ORLANDO, Fla. — CableLabs and MSO executives have disclosed plans for DOCSIS 3.1, the next generation of cable-modem technology that promises to enable data speeds of 10 Gigabits per second or more — and let MSOs stay ahead of the bandwidth curve into the next decade.
The DOCSIS 3.1 spec uses new modulation technology and eliminates the traditional 6-Megahertz channel divisions, to use spectrum more efficiently.
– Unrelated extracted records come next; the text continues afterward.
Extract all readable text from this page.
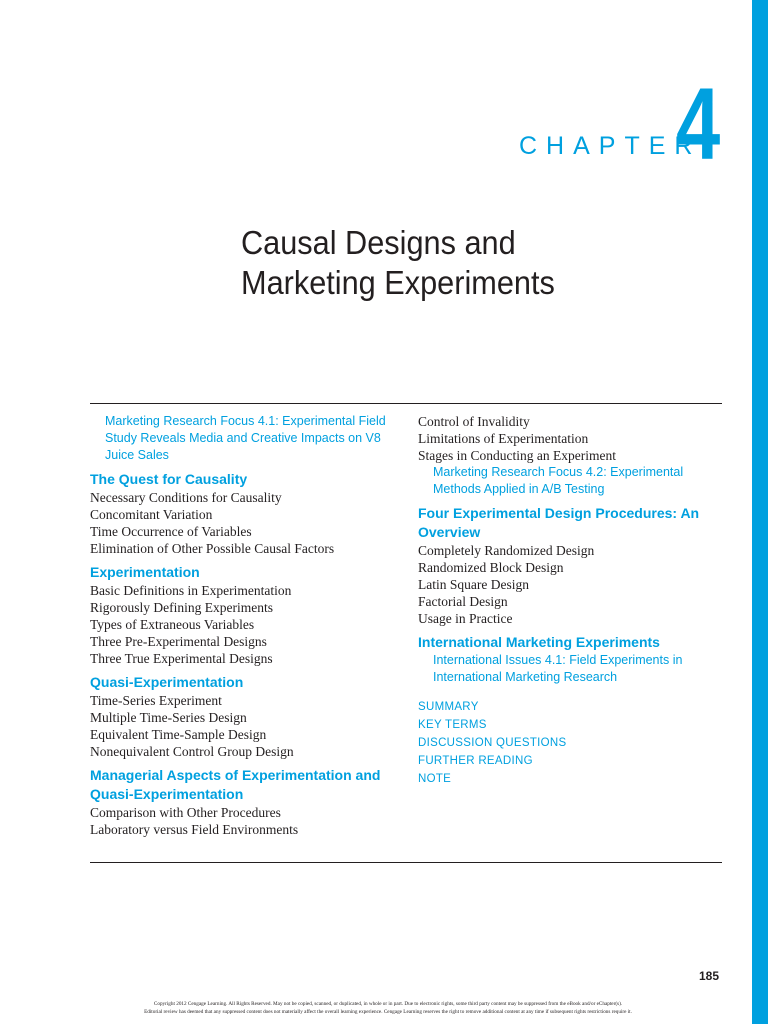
CHAPTER
4
Causal Designs and
Marketing Experiments
Marketing Research Focus 4.1: Experimental Field Study Reveals Media and Creative Impacts on V8 Juice Sales
The Quest for Causality
Necessary Conditions for Causality
Concomitant Variation
Time Occurrence of Variables
Elimination of Other Possible Causal Factors
Experimentation
Basic Definitions in Experimentation
Rigorously Defining Experiments
Types of Extraneous Variables
Three Pre-Experimental Designs
Three True Experimental Designs
Quasi-Experimentation
Time-Series Experiment
Multiple Time-Series Design
Equivalent Time-Sample Design
Nonequivalent Control Group Design
Managerial Aspects of Experimentation and Quasi-Experimentation
Comparison with Other Procedures
Laboratory versus Field Environments
Control of Invalidity
Limitations of Experimentation
Stages in Conducting an Experiment
Marketing Research Focus 4.2: Experimental Methods Applied in A/B Testing
Four Experimental Design Procedures: An Overview
Completely Randomized Design
Randomized Block Design
Latin Square Design
Factorial Design
Usage in Practice
International Marketing Experiments
International Issues 4.1: Field Experiments in International Marketing Research
SUMMARY
KEY TERMS
DISCUSSION QUESTIONS
FURTHER READING
NOTE
185
Copyright 2012 Cengage Learning. All Rights Reserved. May not be copied, scanned, or duplicated, in whole or in part. Due to electronic rights, some third party content may be suppressed from the eBook and/or eChapter(s).
Editorial review has deemed that any suppressed content does not materially affect the overall learning experience. Cengage Learning reserves the right to remove additional content at any time if subsequent rights restrictions require it.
However, 3.1 will require backward-compatibility with existing 3.0 cable modems and CMTSs, and will not force MSOs to make any changes on their hybrid fiber-coax plant to deploy initially.
“I can’t emphasize this enough: You don’t have to change your plant to deploy DOCSIS 3.1,” Matt Schmitt, CableLabs director of DOCSIS specifications, said. “It can maximize what you can get out of your existing plant, but make it future-proof.”
Schmitt outlined the plans for the specification at a 90-minute special session jointly presented by the Society of Cable Telecommunications Engineers and CableLabs here last Thursday (Oct. 18).
CableLabs expects to publish the DOCSIS 3.1 spec in 2013, and hopes to enable equipment vendors to deliver their first products in 2014.
“It’s a pretty quick follow-on to 3.0 and is a very substantial change,” SNL Kagan analyst Ian Olgeirson said. “I foresee challenges ahead for the development of the spec and the equipment, and the eventual implementation.”
Some vendors were skeptical that DOCSIS 3.1 products could be introduced within two years. Silicon vendors will likely take 18 to 24 months after the spec is published to release 3.1 chips, according to Mark Palazzo, vice president and general manager of Cisco Systems’ Access Network business unit, meaning equipment would not be available before 2015.
The 3.1 spec will be designed to efficiently provide 10 Gigabits per second of bandwidth downstream and at least 1 Gbps upstream — “probably more,” Schmitt said. “That’s where we believe we’ll need to go with the technology.”
At the same time, CableLabs is aiming for a significant cost reduction in terms of cost per bit delivered with DOCSIS 3.1. “It should be dropping signifi cantly from one generation to the next, and that’s absolutely a key component of what we’re trying to do,” Schmitt said.
DOCSIS 3.1 uses a new forward errorcorrection (FEC) scheme, Low Density Parity Check (LDPC). That will let MSOs move to higher-order modulations, from 256-QAM today to up to 4096-QAM or even beyond, according to Schmitt. The advantage: 4096-QAM is 50% more efficient than 256-QAM.
“You get more bits per second over the same spectrum,” he said.
For example, with DOCSIS 3.1, delivering 5 Gbps of downstream capacity will take 500 Megahertz of spectrum, whereas 3.0 would take 780 MHz.
To gain even more efficiencies, DOCSIS 3.1 also incorporates orthogonal frequency division multiplexing (OFDM) for both upstream and downstream. That will create 20- 50 KHz channels transferred in a block — “mini-channels” essentially bonded together — to break the traditional 6-MHz channelization (or 8 MHz in Europe).
Another benefit of OFDM is that it’s widely adopted, and the cable industry hopes to “ultimately attract a larger ecosystem of chip set vendors into the ecosystem,” Schmitt said.
DOCSIS 3.1 will be required to be backward-compatible with 3.0. On the headend side, a 3.1 CMTS or Converged Cable Access Platform (CCAP) device will have to support at least 24 downstream and eight upstream DOCSIS 3.0 QAMs, Schmitt said.
That hybrid 3.0/3.1 approach will let MSOs start buying DOCSIS 3.1 modems or gateways even if they don’t have headend equipment yet.
Comcast vice president of access architecture Jorge Salinger said he expects the MSO to deploy 3.1-based customer-premises equipment first, then turn on DOCSIS 3.1 in the downstream before finally — if necessary — switching on 3.1 for the upstream.
“We wanted to develop a smooth transition strategy,” he said.
Key features of the proposed DOCSIS 3.1 spec, which CableLabs expects to publish next year:
Targeted at providing upwards of 10 Gigabits per second downstream and 1 Gbps or more in the upstream;
Eliminates 6-MHz channel divisions using more efficient OFDM modulation and LDPC forward-error correction;
Will not require changes to HFC plant or headend for initial deployment; and Will require backward compatibility with DOCSIS 3.0, with 24 downstream and eight upstream QAM channels.
SOURCE: Multichannel News research
CableLabs and its MSO members have set an aggressive schedule for DOCSIS 3.1, which aims to dramatically boost data speeds to 10 Gbps or more.